Когда Мария под руку с братом и подругой вошла в переднюю, весь порядок и чин за столом уже расстроились: сидели и группами, и в одиночку, кто на лавках, крытых коврами, кто на подоконниках, кто еще закусывал за столом. Был здесь весь цвет станичного общества: богатеи братья Григорий и Савва Полторацкие, владельцы мельницы, весь вечер усердно разыгрывавшие благоволение к хозяину — новому своему конкуренту; другой владелец паровой мельницы, широкоскулый, мрачный Константин Кочерга, и брат его Архип Кочерга; грузный молчаливо-сосредоточенный атаман Евтей Попович; пышноволосый прожорливый отец Павел; сверкающий золотом очков и часовых цепочек, интеллигентно-манерный и предупредительный учитель Козлов; собравшиеся в станице за последние месяцы офицеры — Жменько, Кичко, братья Житниковы, друзья-односумы Макушова — Халин, Пидина, Михаил Савицкий.

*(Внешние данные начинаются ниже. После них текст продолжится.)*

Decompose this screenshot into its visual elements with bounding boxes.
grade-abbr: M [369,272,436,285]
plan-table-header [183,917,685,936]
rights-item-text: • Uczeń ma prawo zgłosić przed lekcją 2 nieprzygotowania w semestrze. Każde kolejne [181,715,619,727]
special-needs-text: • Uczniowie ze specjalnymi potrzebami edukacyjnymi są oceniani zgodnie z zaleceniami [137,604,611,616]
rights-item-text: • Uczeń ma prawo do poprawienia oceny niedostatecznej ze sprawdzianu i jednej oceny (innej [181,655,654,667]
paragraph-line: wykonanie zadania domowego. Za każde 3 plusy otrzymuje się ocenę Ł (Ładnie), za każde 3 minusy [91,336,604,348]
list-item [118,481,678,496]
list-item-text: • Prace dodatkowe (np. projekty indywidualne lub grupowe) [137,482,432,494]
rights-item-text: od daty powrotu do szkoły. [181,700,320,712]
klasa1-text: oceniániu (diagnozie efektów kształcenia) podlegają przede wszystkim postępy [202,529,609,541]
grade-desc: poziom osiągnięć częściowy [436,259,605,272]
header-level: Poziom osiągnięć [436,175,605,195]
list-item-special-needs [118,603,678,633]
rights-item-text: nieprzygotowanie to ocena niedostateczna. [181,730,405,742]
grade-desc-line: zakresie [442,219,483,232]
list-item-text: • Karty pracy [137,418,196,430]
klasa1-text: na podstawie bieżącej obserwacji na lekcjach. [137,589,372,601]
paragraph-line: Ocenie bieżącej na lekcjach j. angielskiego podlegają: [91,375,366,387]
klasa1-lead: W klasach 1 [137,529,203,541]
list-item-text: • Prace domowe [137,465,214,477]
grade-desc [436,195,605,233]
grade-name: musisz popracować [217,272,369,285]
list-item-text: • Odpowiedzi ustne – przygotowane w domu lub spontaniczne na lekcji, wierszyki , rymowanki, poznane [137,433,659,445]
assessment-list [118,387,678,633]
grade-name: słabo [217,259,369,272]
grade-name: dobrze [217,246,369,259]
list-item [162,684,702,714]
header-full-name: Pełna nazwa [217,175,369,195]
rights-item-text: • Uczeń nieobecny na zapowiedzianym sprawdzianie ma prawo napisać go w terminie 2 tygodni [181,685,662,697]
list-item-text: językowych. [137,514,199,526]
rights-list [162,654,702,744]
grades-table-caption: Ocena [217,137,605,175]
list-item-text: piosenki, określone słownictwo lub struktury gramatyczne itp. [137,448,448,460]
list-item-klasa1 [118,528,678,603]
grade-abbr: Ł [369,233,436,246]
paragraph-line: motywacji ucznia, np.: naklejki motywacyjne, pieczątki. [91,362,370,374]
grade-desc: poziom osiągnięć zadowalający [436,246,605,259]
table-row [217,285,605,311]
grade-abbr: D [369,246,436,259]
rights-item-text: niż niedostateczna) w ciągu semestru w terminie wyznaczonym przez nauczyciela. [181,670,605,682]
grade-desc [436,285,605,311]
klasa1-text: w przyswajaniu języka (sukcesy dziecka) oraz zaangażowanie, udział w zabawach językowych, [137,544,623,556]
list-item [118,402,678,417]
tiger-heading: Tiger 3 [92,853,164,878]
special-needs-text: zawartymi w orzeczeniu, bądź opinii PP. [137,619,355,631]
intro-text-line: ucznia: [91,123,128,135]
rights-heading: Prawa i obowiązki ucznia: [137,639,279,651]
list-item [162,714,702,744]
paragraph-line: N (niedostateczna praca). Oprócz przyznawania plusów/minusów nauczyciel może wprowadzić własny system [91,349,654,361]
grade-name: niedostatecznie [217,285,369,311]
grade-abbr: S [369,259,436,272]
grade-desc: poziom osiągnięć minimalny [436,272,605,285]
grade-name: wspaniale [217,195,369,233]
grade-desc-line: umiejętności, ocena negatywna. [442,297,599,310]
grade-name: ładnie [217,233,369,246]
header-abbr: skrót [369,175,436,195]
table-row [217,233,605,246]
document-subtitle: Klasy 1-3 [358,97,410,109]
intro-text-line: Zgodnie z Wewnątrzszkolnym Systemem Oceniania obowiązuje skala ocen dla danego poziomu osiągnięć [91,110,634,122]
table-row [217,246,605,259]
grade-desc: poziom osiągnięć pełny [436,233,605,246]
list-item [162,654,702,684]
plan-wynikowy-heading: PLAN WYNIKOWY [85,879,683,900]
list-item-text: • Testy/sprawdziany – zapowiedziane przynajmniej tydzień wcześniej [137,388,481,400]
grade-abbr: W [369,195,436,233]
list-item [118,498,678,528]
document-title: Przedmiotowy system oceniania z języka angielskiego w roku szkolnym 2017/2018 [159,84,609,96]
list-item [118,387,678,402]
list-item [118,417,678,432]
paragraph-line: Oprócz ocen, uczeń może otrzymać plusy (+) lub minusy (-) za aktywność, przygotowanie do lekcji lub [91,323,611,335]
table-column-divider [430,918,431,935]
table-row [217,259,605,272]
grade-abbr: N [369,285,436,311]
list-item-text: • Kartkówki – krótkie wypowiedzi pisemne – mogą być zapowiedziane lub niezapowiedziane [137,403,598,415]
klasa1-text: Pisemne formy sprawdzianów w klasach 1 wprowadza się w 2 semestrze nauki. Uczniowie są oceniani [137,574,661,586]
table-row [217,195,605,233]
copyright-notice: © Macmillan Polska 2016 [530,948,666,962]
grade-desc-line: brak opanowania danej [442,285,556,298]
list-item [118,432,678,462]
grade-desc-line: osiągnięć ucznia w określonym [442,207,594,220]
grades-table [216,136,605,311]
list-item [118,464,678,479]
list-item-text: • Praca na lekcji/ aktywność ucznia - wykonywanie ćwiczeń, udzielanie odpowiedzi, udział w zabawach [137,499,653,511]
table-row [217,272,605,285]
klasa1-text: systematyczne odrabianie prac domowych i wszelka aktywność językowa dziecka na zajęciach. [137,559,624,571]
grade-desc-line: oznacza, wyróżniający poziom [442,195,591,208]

В комнате стоял гул голосов, плавали облака дыма. Появление дам вызвало заметное оживление. Савицкий, весь извиваясь, бросился к окну, выходящему во двор, чтобы „устроить сквознячок“; учитель, изысканно склонив напомаженную голову, к великой злобе Макушихи, подглядывавшей из кухни, пошел целовать ручку молодой хозяйки. Зардевшись от удовольствия, жеманно улыбаясь, Мария раскланялась с гостями. Все возвратились к столу.
После первого же стакана Марию разморило, захотелось плакать. Липа, тоже подвыпившая, жарко обнимала ее, нашептывала:
— Ученые мы с тобой, вот отчего нам трудно живется, понимаем мужчинское скотство. А были бы мы простые бабы, куда все проще было бы… Вот возьми меня… Для чего я в гимназии училась?.. Ну, одеваться в городе научилась, все девки мне завидуют, как по станице пройдусь… Иную, правда, никакая одежда не скрасит, а при моей фигуре… Подружки в гимназии, бывало, говорили: красавица ты, Липка, счастливая будешь. А где оно, счастье? Выдадут замуж за Егора Пидину, наплачусь в их семье. За Кичку идти — опять же противный, неотесанный… Егор хоть обходительный, учителем был, грамотный, со временем в чины выйдет, офицершей хоть в город, может, попаду. Скорей бы кончалась эта заваруха…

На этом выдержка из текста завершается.